Sécuriser les récoltes face à la sécheresse : le rôle de l’assurance indicielle

Dans le cadre du programme Fermier 2.0 (F2.0) porté par ADA, la Compagnie nationale d’assurance agricole du Sénégal (CNAAS) et l’insurtech IBISA collaborent pour proposer un produit d’assurance indicielle basé sur la pluviométrie et destiné aux petits exploitants agricoles. Awa Constance Touré (CNAAS) et Jérémy Lefevre (IBISA) expliquent les enjeux et les bénéfices de cette initiative.
Quel est le rôle de vos organisations dans ce projet ?
Awa Constance Touré (ACT) - CNAAS :
La CNAAS est la seule compagnie spécialisée dans la couverture des risques agricoles au Sénégal. Nous sommes une référence dans la sous-région. Avec ADA, nous avons déjà collaboré pour faciliter l’accès de nouvelles institutions financières à l’assurance agricole. Cette nouvelle phase vise à développer un produit indiciel spécifiquement destiné aux producteurs accompagnés via la plateforme F2.0.
Jérémy Lefevre (JL) - IBISA :
IBISA est une insurtech climatique spécialisée dans la conception de produits d’assurances paramétriques basés sur l’analyse de données satellitaires. Nous concevons les produits, calculons les indemnisations via notre plateforme digitale et accompagnons leur mise en œuvre opérationnelle. Avec ADA et la CNAAS, nous assurons ensemble une distribution efficace en lien direct avec les producteurs.
En quoi cette assurance indicielle est-elle innovante ?
ACT : Ce produit permet d’indemniser automatiquement les producteurs si la pluie est insuffisante pendant une période critique. En outre, grâce à la plateforme F2.0, nous disposons de données beaucoup plus détaillées qu’auparavant : nous connaissons le nombre exact de producteurs concernés, leur part dans le financement et nous pouvons suivre en temps réel les souscriptions ainsi que les paiements d’indemnisation.
JL : L’assurance paramétrique offre une indemnisation rapide, objective et transparente, en s’appuyant sur des données climatiques vérifiables. Tout est automatisé. Dès que le seuil de déficit de précipitation défini à l'avance est atteint, l'indemnisation est déclenchée, sans qu’aucune réclamation ne soit nécessaire.
Elle est généralement plus accessible que l’assurance traditionnelle, car elle limite les frais liés aux expertises de terrain.
Pour les petits producteurs, cela se traduit par un soutien rapide après un événement climatique, sans démarches administratives complexes ni délais prolongés.

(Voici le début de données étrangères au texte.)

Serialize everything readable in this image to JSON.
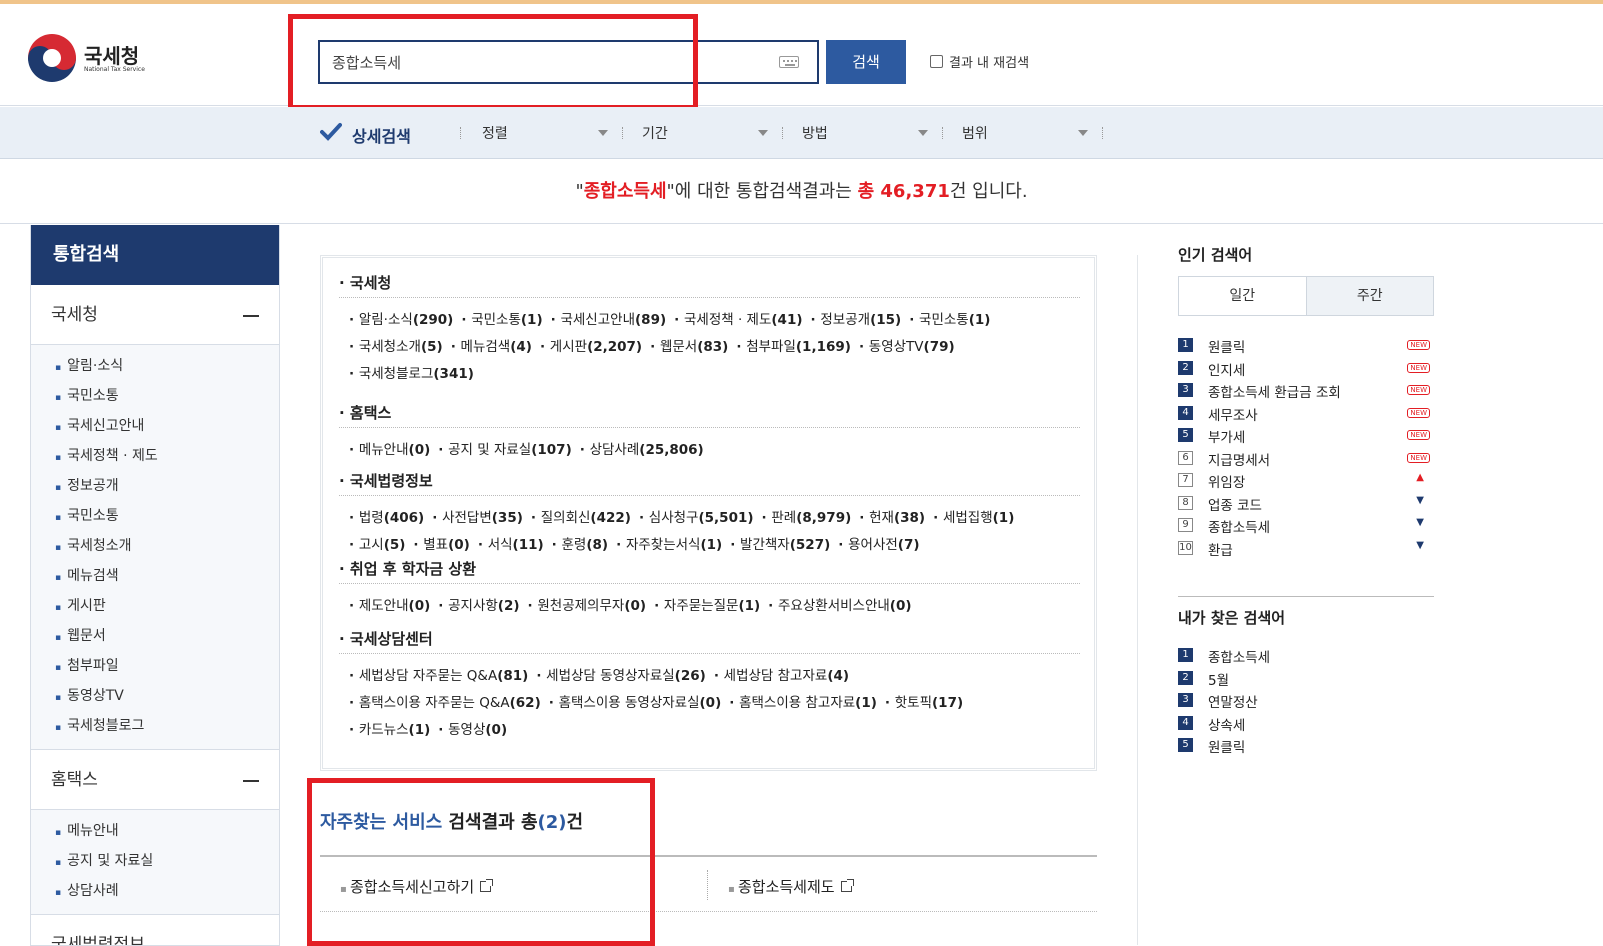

Quels sont les défis rencontrés dans le déploiement de ce type de produit ?
ACT : Le manque de visibilité reste un frein. Certaines institutions financières hésitent encore à s’engager, malgré les avantages. Et pour les producteurs, l’assurance est encore perçue comme une dépense. Ce projet leur permettra de comparer concrètement leur situation avec ou sans assurance, et de mieux comprendre sa valeur.
JL : Pour de nombreux petits producteurs, l’assurance reste une notion abstraite. Les attentes peuvent être déconnectées de la réalité : contribuer peu, mais espérer des indemnisations importantes. Il est donc essentiel de clarifier ce que l’assurance peut — ou ne peut pas — couvrir, et de démontrer sa valeur, même lors des années sans sinistre.
Comment adaptez-vous cette solution aux réalités locales ?
JL : L’assurance paramétrique est très flexible. Elle peut être adaptée aux conditions climatiques locales comme la pluviométrie ou la chaleur, et aux cycles des cultures. Nous travaillons en étroite collaboration avec des partenaires locaux pour identifier les bons indicateurs, tester les modèles, ajuster les seuils de déclenchement. Cette co-construction est essentielle pour que le produit soit réellement utile.
Comment voyez-vous l’avenir de l’assurance indicielle ?
ACT : L’État du Sénégal investit beaucoup dans les campagnes agricoles. Intégrer l’assurance dans ces financements permettrait de sécuriser davantage ces investissements publics. Avec l’augmentation des incertitudes climatiques, l’assurance agricole devient une nécessité. Il faut la considérer comme un intrant.
JL : L’avenir de l’assurance climatique passe par son intégration fluide dans les services agricoles ou financiers existants. Des initiatives comme F2.0 offrent un cadre idéal pour ce type d’intégration. Elle doit être rapide à activer, s’appuyer sur des données ouvertes, pour garantir la transparence, instaurer la confiance et maximiser son impact.